Here's a simple maths puzzle I've made up:
$$1+0=1\\11+5=6\\5+2=3\\51+7=10\\56+13=\,?$$
Can you find the value of the question mark?
Hints:
Hint 1: Starred questions are tremendous.
Hint 2: The value of the question mark has four factors.
Hint 3: Pythagoras.
I think the answer is
$15$
Reasoning
ans $ = \sqrt{a+b^2}$ where first term is $a$ and second term is $b$ so $56+13^2 = 225$ and its root is equal to $15$.
I think the answer is
$-6$
Reasoning
In each equation the replacement rule is
$a + b = gpf(a) - gpf(b)$
where $gpf$ is the Greatest Prime Factor function and we use the convention
$gpf(0) = 0 \,\,,\,\, gpf(1) = 1$
So, $56 + 13 = gpf(56) - gpf(13) = 7-13 = -6$
All the numbers $1, 6, 3, 10$ are the triangular numbers but just rearranged.
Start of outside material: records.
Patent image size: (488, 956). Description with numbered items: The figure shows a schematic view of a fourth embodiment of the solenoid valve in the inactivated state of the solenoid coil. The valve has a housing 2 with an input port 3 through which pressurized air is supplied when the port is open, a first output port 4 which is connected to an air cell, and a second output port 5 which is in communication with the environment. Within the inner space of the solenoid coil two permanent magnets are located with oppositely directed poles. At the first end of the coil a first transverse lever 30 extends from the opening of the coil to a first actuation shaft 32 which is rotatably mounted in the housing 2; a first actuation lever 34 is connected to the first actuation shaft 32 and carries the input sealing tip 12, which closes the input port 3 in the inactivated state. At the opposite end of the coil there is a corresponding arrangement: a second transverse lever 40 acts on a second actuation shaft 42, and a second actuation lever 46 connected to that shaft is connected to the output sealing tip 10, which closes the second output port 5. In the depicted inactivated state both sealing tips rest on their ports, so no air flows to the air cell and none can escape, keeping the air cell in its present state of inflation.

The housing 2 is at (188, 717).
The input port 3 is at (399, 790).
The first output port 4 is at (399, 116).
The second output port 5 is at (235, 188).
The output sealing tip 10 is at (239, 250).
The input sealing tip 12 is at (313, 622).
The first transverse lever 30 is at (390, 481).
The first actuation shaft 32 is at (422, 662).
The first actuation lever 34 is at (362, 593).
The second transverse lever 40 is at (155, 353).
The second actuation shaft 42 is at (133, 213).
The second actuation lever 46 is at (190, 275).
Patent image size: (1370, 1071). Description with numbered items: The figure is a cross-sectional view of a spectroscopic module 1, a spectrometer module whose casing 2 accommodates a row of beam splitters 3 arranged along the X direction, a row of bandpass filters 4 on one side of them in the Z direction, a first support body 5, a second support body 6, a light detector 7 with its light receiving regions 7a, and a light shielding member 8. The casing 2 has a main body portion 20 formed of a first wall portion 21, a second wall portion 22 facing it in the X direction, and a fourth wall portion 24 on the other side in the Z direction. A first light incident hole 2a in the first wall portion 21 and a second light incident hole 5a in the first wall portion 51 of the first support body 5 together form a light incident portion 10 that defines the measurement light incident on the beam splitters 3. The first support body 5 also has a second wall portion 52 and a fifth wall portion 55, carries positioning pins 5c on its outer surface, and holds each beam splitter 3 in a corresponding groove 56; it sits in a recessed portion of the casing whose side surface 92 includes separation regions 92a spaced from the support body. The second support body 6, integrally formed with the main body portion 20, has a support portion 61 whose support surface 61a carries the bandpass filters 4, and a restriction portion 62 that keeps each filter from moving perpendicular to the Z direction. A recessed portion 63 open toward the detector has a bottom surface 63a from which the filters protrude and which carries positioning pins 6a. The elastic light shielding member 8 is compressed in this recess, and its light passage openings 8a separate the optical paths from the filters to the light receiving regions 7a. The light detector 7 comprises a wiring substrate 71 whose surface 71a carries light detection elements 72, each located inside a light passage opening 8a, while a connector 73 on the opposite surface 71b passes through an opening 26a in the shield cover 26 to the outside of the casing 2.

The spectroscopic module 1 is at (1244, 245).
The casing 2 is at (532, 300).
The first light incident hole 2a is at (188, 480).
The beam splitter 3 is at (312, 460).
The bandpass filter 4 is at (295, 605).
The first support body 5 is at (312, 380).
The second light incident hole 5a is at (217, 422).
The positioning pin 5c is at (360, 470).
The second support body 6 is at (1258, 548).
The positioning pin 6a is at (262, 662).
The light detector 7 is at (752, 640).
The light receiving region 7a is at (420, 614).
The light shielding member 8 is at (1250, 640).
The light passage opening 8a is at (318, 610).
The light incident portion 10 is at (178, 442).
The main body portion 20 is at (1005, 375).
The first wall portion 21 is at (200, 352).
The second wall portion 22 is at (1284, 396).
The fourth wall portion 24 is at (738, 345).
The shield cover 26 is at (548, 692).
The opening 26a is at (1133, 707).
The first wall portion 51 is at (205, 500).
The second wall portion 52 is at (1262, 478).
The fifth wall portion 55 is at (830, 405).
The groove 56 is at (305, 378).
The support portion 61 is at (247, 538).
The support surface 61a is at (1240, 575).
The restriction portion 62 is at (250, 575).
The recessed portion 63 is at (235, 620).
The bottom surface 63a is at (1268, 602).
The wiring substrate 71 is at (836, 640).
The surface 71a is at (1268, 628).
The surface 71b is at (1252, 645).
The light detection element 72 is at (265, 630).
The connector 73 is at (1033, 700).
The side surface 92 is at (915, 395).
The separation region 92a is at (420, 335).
We can make a pattern like so to generate these numbers:
$$0 + 1 = 1\tag*{$T_1$}$$ $$0 + 1 + 2 = 3\tag*{$T_2$}$$ $$0 + 1 + 2 + 3 = 6\tag*{$T_3$}$$ $$0 + 1 + 2 + 3 + 4 = 10\tag*{$T_4$}$$
By this reason, I believe that
the next number is also a triangular number.
Now the sequence $1, 6, 3, 10$ is ordered as $T_1, T_3, T_2, T_4$ which has the pattern
$T_{(n)}, T_{(n+2)}, T_{(n)+1}, T_{(n+2)+1}$ for $n = 1$.
Therefore, the next answer is
$T_{(n)+2}$ which when $n = 1$, we have that $T_{(n)+2} = T_{1+2} = T_3 = 6$ which has exactly four factors, namely $1$, $2$, $3$ and $6$.
If this pattern continued, the next triangular number would be $T_{(n+2)+2} = 21$, however my reasoning does not explain why we have to add certain numbers to form this pattern.